The Convention changed the way children are viewed and treated.

They came to be seen as human beings with a distinct set of rights – and not just passive objects in need of care and charity.

Twenty-seven years ago, Tanzania ratified the UNCRC, and. today, the country has much to celebrate – from less children under-five dying, less babies getting HIV, a steady decline in malnutrition over the years, more children accessing schooling to name a few.

Maniza says that Tanzania’s commitment and efforts in support of children’s rights have to be recognized and appreciated.

"Tanzania’s growing child population (set to double by 2030), socio-economic and cultural diversity, and its regional, gender and social disparities, still pose challenges to the realization of all that is in the Convention on the Rights of the Child" she said.

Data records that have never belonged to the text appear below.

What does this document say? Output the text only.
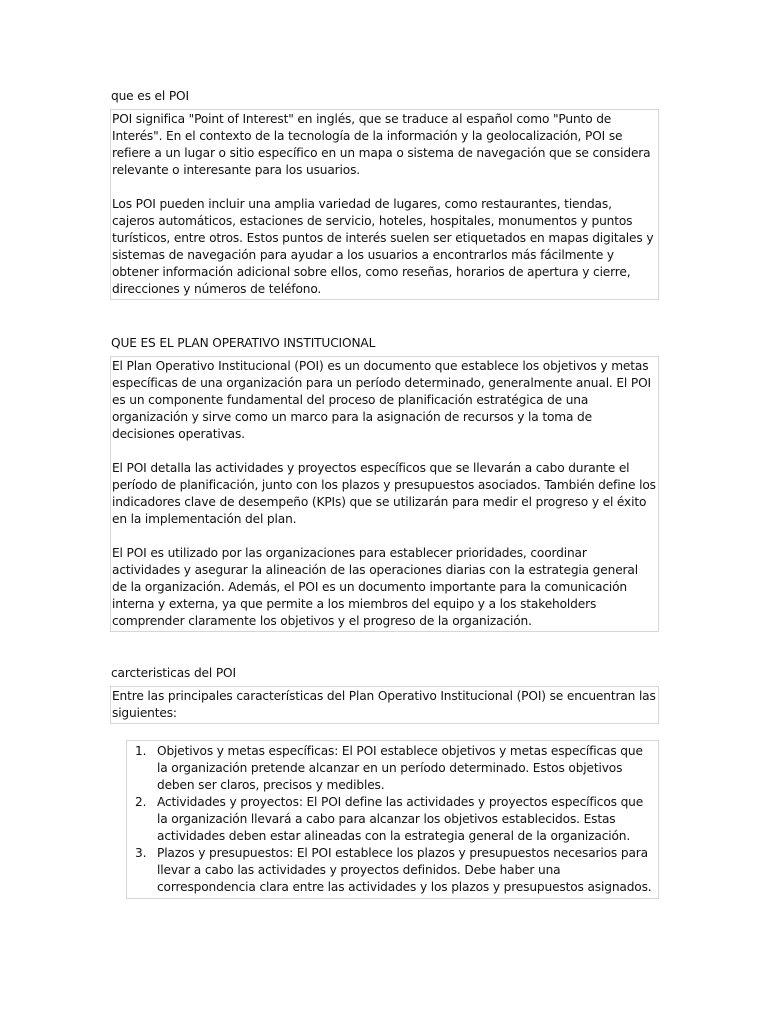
que es el POI

POI significa "Point of Interest" en inglés, que se traduce al español como "Punto de Interés". En el contexto de la tecnología de la información y la geolocalización, POI se refiere a un lugar o sitio específico en un mapa o sistema de navegación que se considera relevante o interesante para los usuarios.

Los POI pueden incluir una amplia variedad de lugares, como restaurantes, tiendas, cajeros automáticos, estaciones de servicio, hoteles, hospitales, monumentos y puntos turísticos, entre otros. Estos puntos de interés suelen ser etiquetados en mapas digitales y sistemas de navegación para ayudar a los usuarios a encontrarlos más fácilmente y obtener información adicional sobre ellos, como reseñas, horarios de apertura y cierre, direcciones y números de teléfono.

QUE ES EL PLAN OPERATIVO INSTITUCIONAL

El Plan Operativo Institucional (POI) es un documento que establece los objetivos y metas específicas de una organización para un período determinado, generalmente anual. El POI es un componente fundamental del proceso de planificación estratégica de una organización y sirve como un marco para la asignación de recursos y la toma de decisiones operativas.

El POI detalla las actividades y proyectos específicos que se llevarán a cabo durante el período de planificación, junto con los plazos y presupuestos asociados. También define los indicadores clave de desempeño (KPIs) que se utilizarán para medir el progreso y el éxito en la implementación del plan.

El POI es utilizado por las organizaciones para establecer prioridades, coordinar actividades y asegurar la alineación de las operaciones diarias con la estrategia general de la organización. Además, el POI es un documento importante para la comunicación interna y externa, ya que permite a los miembros del equipo y a los stakeholders comprender claramente los objetivos y el progreso de la organización.

carcteristicas del POI

Entre las principales características del Plan Operativo Institucional (POI) se encuentran las siguientes:

1. Objetivos y metas específicas: El POI establece objetivos y metas específicas que la organización pretende alcanzar en un período determinado. Estos objetivos deben ser claros, precisos y medibles.
2. Actividades y proyectos: El POI define las actividades y proyectos específicos que la organización llevará a cabo para alcanzar los objetivos establecidos. Estas actividades deben estar alineadas con la estrategia general de la organización.
3. Plazos y presupuestos: El POI establece los plazos y presupuestos necesarios para llevar a cabo las actividades y proyectos definidos. Debe haber una correspondencia clara entre las actividades y los plazos y presupuestos asignados.
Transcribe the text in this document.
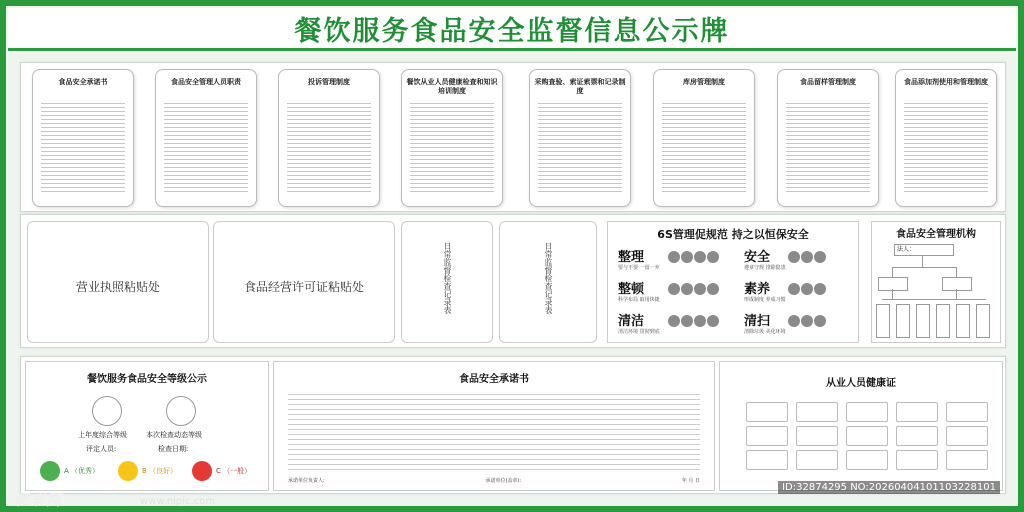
餐饮服务食品安全监督信息公示牌
食品安全承诺书	食品安全管理人员职责	投诉管理制度	餐饮从业人员健康检查和知识培训制度
采购查验、索证索票和记录制度
库房管理制度	食品留样管理制度	食品添加剂使用和管理制度
营业执照粘贴处	食品经营许可证粘贴处	日常监督检查记录表	日常监督检查记录表
6S管理促规范 持之以恒保安全
整理
要与不要 一留一弃
安全
遵章守规 排除隐患
整顿
科学布局 取用快捷
素养
形成制度 养成习惯
清洁
清洁环境 贯彻到底
清扫
清除垃圾 美化环境
食品安全管理机构
法人：
餐饮服务食品安全等级公示
上年度综合等级	本次检查动态等级
评定人员:	检查日期:
A （优秀）	B （良好）	C （一般）
食品安全承诺书
承诺单位负责人:	承诺单位(盖章):	年 月 日
从业人员健康证
昵享网	www.nipic.com
ID:32874295 NO:20260404101103228101
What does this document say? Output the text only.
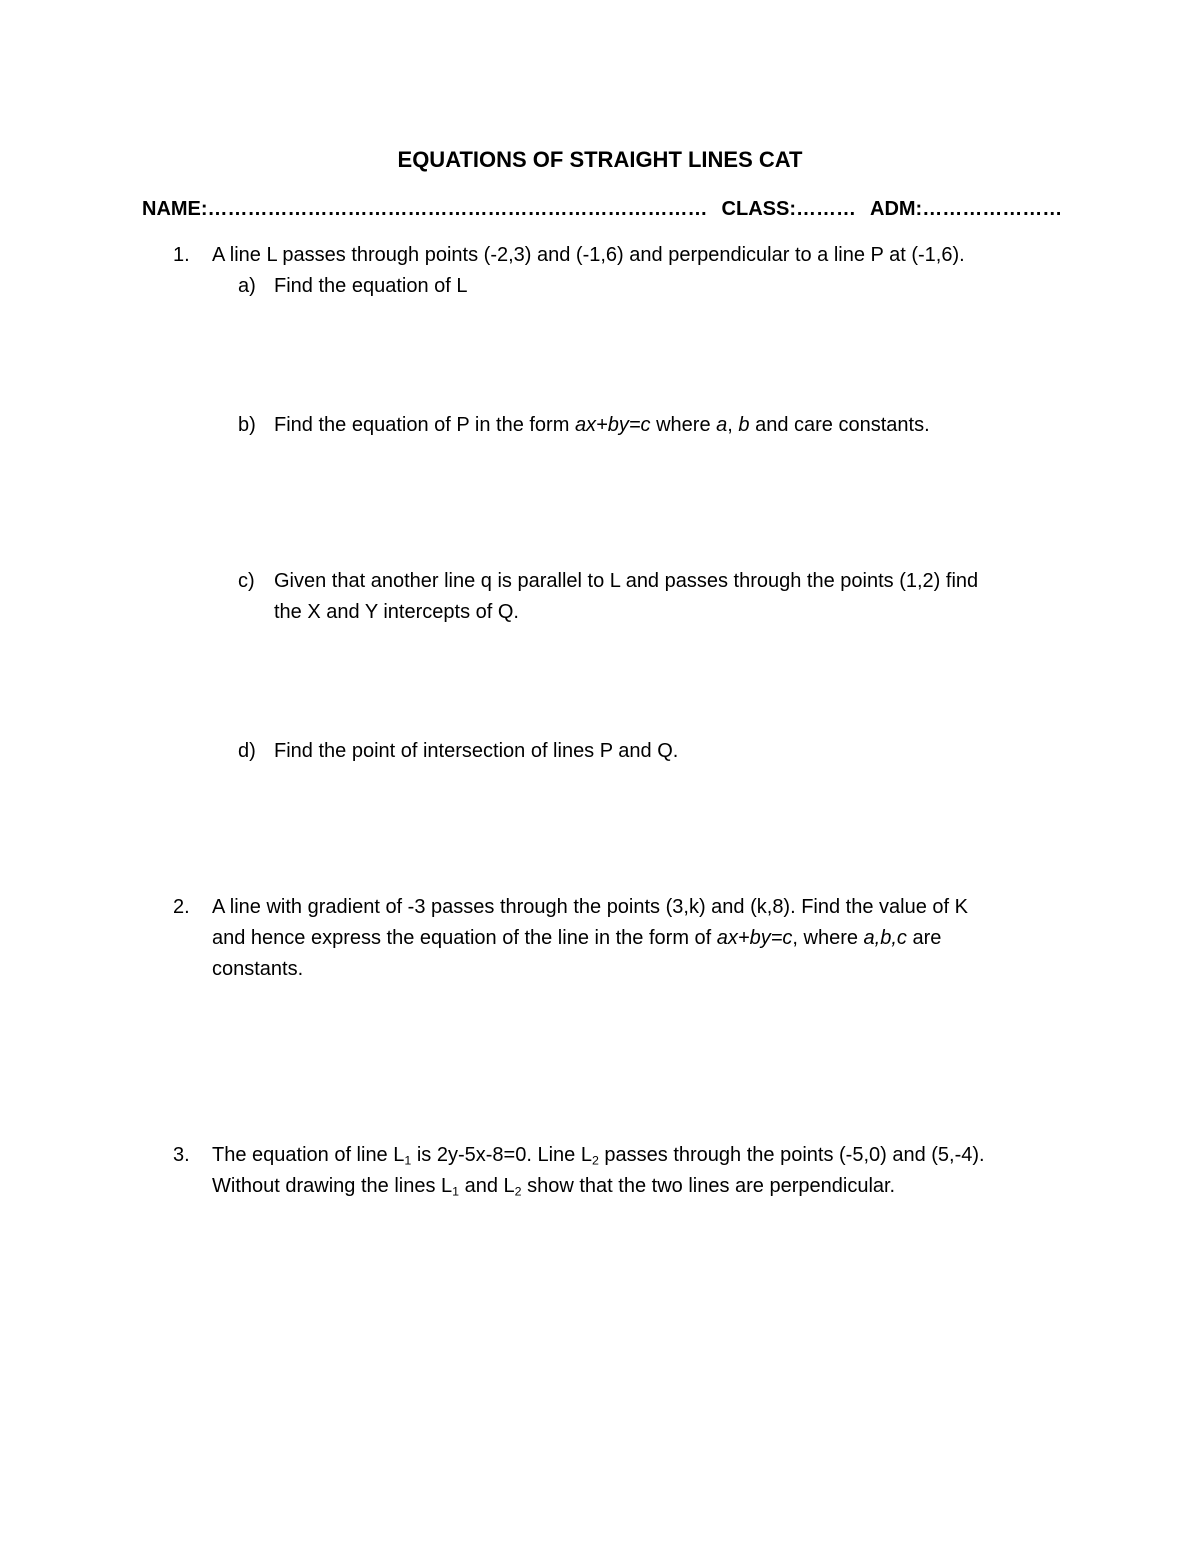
EQUATIONS OF STRAIGHT LINES CAT
NAME:………………………………………………………………… CLASS:……… ADM:…………………
1. A line L passes through points (-2,3) and (-1,6) and perpendicular to a line P at (-1,6).
a) Find the equation of L
b) Find the equation of P in the form ax+by=c where a, b and care constants.
c) Given that another line q is parallel to L and passes through the points (1,2) find
the X and Y intercepts of Q.
d) Find the point of intersection of lines P and Q.
2. A line with gradient of -3 passes through the points (3,k) and (k,8). Find the value of K
and hence express the equation of the line in the form of ax+by=c, where a,b,c are
constants.
3. The equation of line $L_1$ is 2y-5x-8=0. Line $L_2$ passes through the points (-5,0) and (5,-4).
Without drawing the lines $L_1$ and $L_2$ show that the two lines are perpendicular.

She added that there are children still dying too soon, who are not growing up healthy and well nourished, who don’t manage to go to school and learn, who live in fear and experience all forms of violence, which do not have clean water and proper toilets to use.

Maniza added that there are children whose voices are not heard – never heard, insisting that these children must be the focus of everybody's collective attention – “leave no one behind” as world leaders said when they signed the Sustainable Development Goals.

She insisted that UNICEF has a special role in supporting the Convention.

"Article 45 assigns UNICEF a legal obligation to promote and protect child rights by supporting the work of the Committee on the Rights of the Child. Guided by the provision and principles of the CRC, child rights are at the heart of UNICEF’s work" she said.